4. Work-study programs
If your child is willing to work while in college, a federal or state work-study program can be an excellent way to pay for some of their education costs while gaining valuable work experience. Your child will get a job related to their major, and they can use their wages to pay for school. If you and your child are interested in work-study jobs, contact the college’s financial aid office to see if they participate in the federal or state program.
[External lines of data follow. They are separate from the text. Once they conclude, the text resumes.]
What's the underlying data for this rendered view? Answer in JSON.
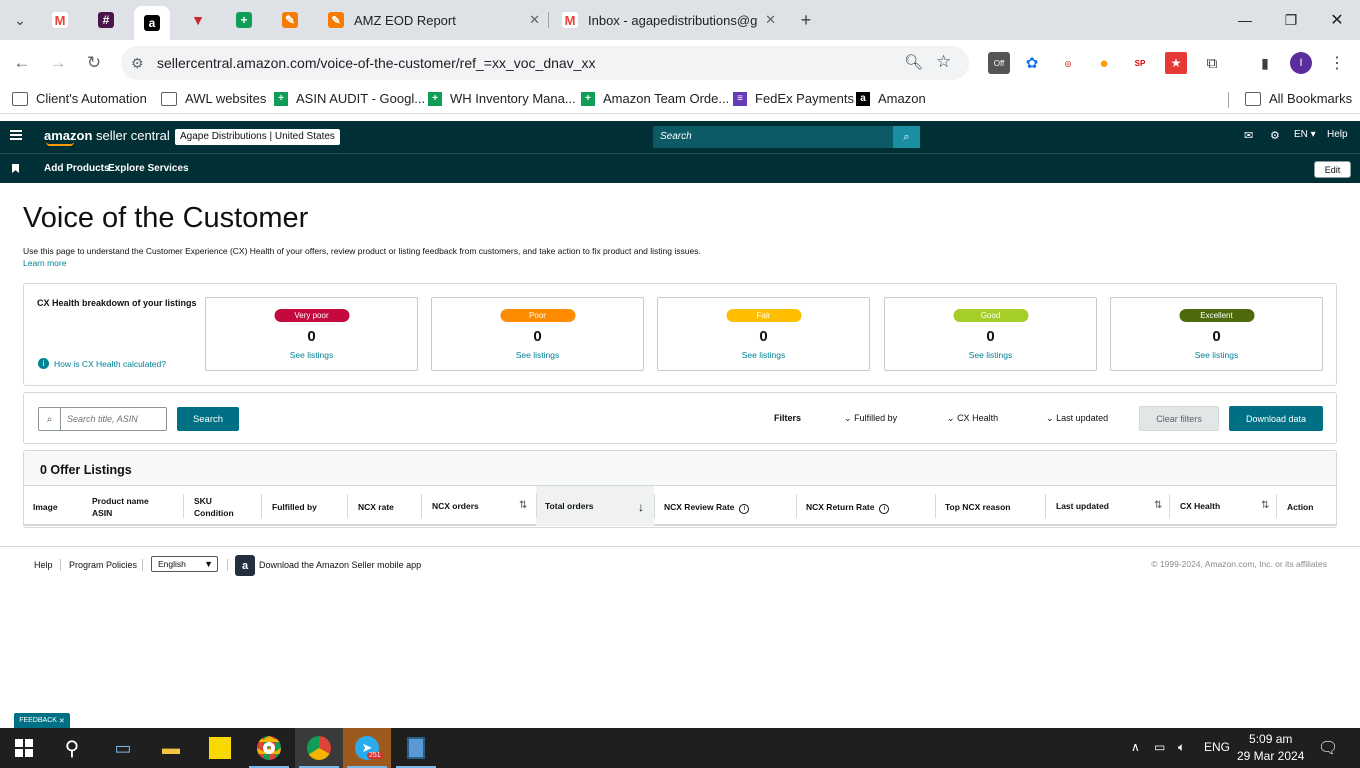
{
  "browser": {
    "tabs": [
      {
        "title": "AMZ EOD Report"
      },
      {
        "title": "Inbox - agapedistributions@gm"
      }
    ],
    "url": "sellercentral.amazon.com/voice-of-the-customer/ref_=xx_voc_dnav_xx",
    "bookmarks": [
      {
        "label": "Client's Automation"
      },
      {
        "label": "AWL websites"
      },
      {
        "label": "ASIN AUDIT - Googl..."
      },
      {
        "label": "WH Inventory Mana..."
      },
      {
        "label": "Amazon Team Orde..."
      },
      {
        "label": "FedEx Payments"
      },
      {
        "label": "Amazon"
      },
      {
        "label": "All Bookmarks"
      }
    ],
    "extension_badge": "Off"
  },
  "header": {
    "logo_brand": "amazon",
    "logo_product": "seller central",
    "account_name": "Agape Distributions",
    "account_region": "United States",
    "search_placeholder": "Search",
    "language": "EN",
    "help": "Help",
    "subnav": [
      "Add Products",
      "Explore Services"
    ],
    "edit_label": "Edit"
  },
  "page": {
    "title": "Voice of the Customer",
    "intro": "Use this page to understand the Customer Experience (CX) Health of your offers, review product or listing feedback from customers, and take action to fix product and listing issues.",
    "learn_more": "Learn more"
  },
  "cx_health": {
    "label": "CX Health breakdown of your listings",
    "how_link": "How is CX Health calculated?",
    "cards": [
      {
        "label": "Very poor",
        "count": "0",
        "link": "See listings",
        "color": "#c40a3d"
      },
      {
        "label": "Poor",
        "count": "0",
        "link": "See listings",
        "color": "#ff8c00"
      },
      {
        "label": "Fair",
        "count": "0",
        "link": "See listings",
        "color": "#ffbf00"
      },
      {
        "label": "Good",
        "count": "0",
        "link": "See listings",
        "color": "#a3cf28"
      },
      {
        "label": "Excellent",
        "count": "0",
        "link": "See listings",
        "color": "#4d6b0d"
      }
    ]
  },
  "search": {
    "placeholder": "Search title, ASIN",
    "button": "Search",
    "filters_label": "Filters",
    "filters": [
      "Fulfilled by",
      "CX Health",
      "Last updated"
    ],
    "clear_button": "Clear filters",
    "download_button": "Download data"
  },
  "table": {
    "count_label": "0 Offer Listings",
    "columns": [
      {
        "line1": "Image",
        "line2": ""
      },
      {
        "line1": "Product name",
        "line2": "ASIN"
      },
      {
        "line1": "SKU",
        "line2": "Condition"
      },
      {
        "line1": "Fulfilled by",
        "line2": ""
      },
      {
        "line1": "NCX rate",
        "line2": ""
      },
      {
        "line1": "NCX orders",
        "line2": ""
      },
      {
        "line1": "Total orders",
        "line2": ""
      },
      {
        "line1": "NCX Review Rate",
        "line2": ""
      },
      {
        "line1": "NCX Return Rate",
        "line2": ""
      },
      {
        "line1": "Top NCX reason",
        "line2": ""
      },
      {
        "line1": "Last updated",
        "line2": ""
      },
      {
        "line1": "CX Health",
        "line2": ""
      },
      {
        "line1": "Action",
        "line2": ""
      }
    ]
  },
  "footer": {
    "links": [
      "Help",
      "Program Policies"
    ],
    "language": "English",
    "app_text": "Download the Amazon Seller mobile app",
    "copyright": "© 1999-2024, Amazon.com, Inc. or its affiliates"
  },
  "feedback": "FEEDBACK",
  "taskbar": {
    "time": "5:09 am",
    "date": "29 Mar 2024",
    "lang": "ENG",
    "telegram_badge": "251"
  },
  "colors": {
    "header": "#002f36",
    "teal": "#007185",
    "link": "#008296"
  }
}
5. Federal undergraduate loans
Other federal loans can be useful alternatives to Parent PLUS Loans. Depending on your child’s financial need and student status, they may qualify for Direct Subsidized or Direct Unsubsidized Loans. Unlike Parent PLUS Loans, Direct Subsidized and Unsubsidized Loans are in the child’s name. As a parent, you have no obligation to repay the loan, and it won’t show up on your credit report. And Direct Subsidized and Unsubsidized Loans have lower interest rates and fees than Parent PLUS Loans. If your child qualifies for Direct Subsidized Loans, the federal government will even cover the interest that accrues while your child is in college, for six months after they leave school or graduate, and during periods of deferment.
6. Private student loans
When considering other options besides Parent PLUS Loans, think about private student loans. You can use private parent loans or undergraduate loans to pay for college. While they don’t have the same benefits as federal student loans, there may be some advantages to using private loans. Private parent loans may have lower interest rates and fees than Parent PLUS Loans, and you can choose a loan term that suits your budget. With a private undergraduate loan, your child can apply for a loan on their own and choose between fixed and variable interest rates. However, you may have to co-sign their loan application if they don’t have a job or good credit. If you decide that private student loans make sense for your situation, use ELFI’s Find My Rate tool to get a rate quote without affecting your credit score.*
7. Part-time jobs
If your child’s college doesn’t participate in a federal or state work-study program, your child can get a part-time job instead. By working a few hours a week, they can earn money and pay for a portion of their college expenses on their own. Your child can search for available part-time opportunities on SnagAJob and HandShake.
Paying for college
Now that you know about their interest rates and repayment terms, you can plan how to avoid Parent PLUS Loan debt. You can still help your child pay for school utilizing other options besides Parent PLUS Loans. By showing them how to apply for grants, scholarships, work-study programs, and private loans, they can make informed decisions about what financial aid is best for them.